I have been searching for a robust solution to identify the changes made in WebLogic third-party libraries (version 14) or JDK 8 and 11 that could resolve the reported issue. Despite my efforts, I have not yet found a definitive solution to completely eliminate the problem. However, I did discover a temporary workaround that partially satisfies the requirements for running the project on WebLogic 14. Naturally, this interim fix involves some modifications to the existing setup. As is widely known, Oracle WebLogic Server has used EclipseLink MOXy as the default JSON provider since version 12.1.1. However, starting with WebLogic Server 12.2.1.2, it is possible to switch to Jackson for JSON serialization and deserialization. This flexibility allows developers to choose the JSON provider that best suits their needs. In the legacy EJB application, each subsystem independently implements its own REST APIs. The REST API resources are configured through a class that extends the JAX-RS Application class. The Application class is responsible for registering JAX-RS resource classes (e.g., classes annotated with @Path) and providers (e.g., filters, interceptors, or custom message body readers/writers).
@ApplicationPath("/security") // Base URI for all resources
public class SecurityApplication extends Application {}
WebLogic Server does not include Jersey as its default RESTful web services framework. Instead, it relies on the Java API for RESTful Web Services (JAX-RS), which provides flexibility in choosing the preferred implementation. By default, WebLogic utilizes EclipseLink MOXy for JSON serialization and deserialization. EclipseLink MOXy is specifically designed for handling JSON serialization and deserialization. However, if your REST API in WebLogic processes XML, MOXy is not involved in such operations. For XML processing, WebLogic and JAX-RS implementations typically use JAXB (Java Architecture for XML Binding) by default. JAXB is a robust framework for converting Java objects to XML and vice versa. That said, it is possible to configure WebLogic Server to use Jersey instead. This can be achieved by packaging Jersey as a shared library and configuring your application to utilize it, as previously mentioned. By doing so, you can leverage Jersey's advanced features and capabilities within your WebLogic environment. The org.glassfish.jersey.server.ResourceConfig class is a key component of the Jersey framework, which is a widely used implementation of JAX-RS. This class is used to configure and customize the behavior of a JAX-RS application in a Java EE environment. ResourceConfig extends the standard javax.ws.rs.core.Application class, adding convenience methods and features specific to Jersey, thereby enhancing its functionality and ease of use. To address this issue, I implemented a class within the framework module of the legacy application that can be shared across all subsystems. This class is designed to serve as a reusable solution for anyone encountering the same problem. Instead of using the standard Application class, developers can now inherit from this newly created class to resolve the issue effectively.

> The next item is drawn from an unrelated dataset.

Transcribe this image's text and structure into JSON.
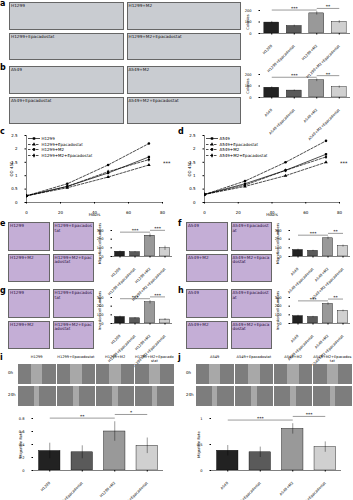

public class JsonConfig extends ResourceConfig{
public TosanRestApplication() {
List<String> packageList=new ArrayList<>();
packageList.add(this.getClass().getPackage().getName());
property(CommonProperties.MOXY_JSON_FEATURE_DISABLE_SERVER, Boolean.TRUE);
register(org.glassfish.jersey.jackson.JacksonFeature.class);
packages(packageList.toArray(new String[packageList.size()]));
}
}
Therefore, any subsystem that encounters such a problem should inherit from JsonConfig instead.
@ApplicationPath("/security")
public class SecurityApplication extends JsonConfig {}
In this case, I added the package name of the current class to the packageList. Next, I registered the Jackson feature to enable JSON processing. Finally, I configured the Jersey application to scan the specified packages for resources and providers. This approach proved to be an effective solution, successfully resolving the issue.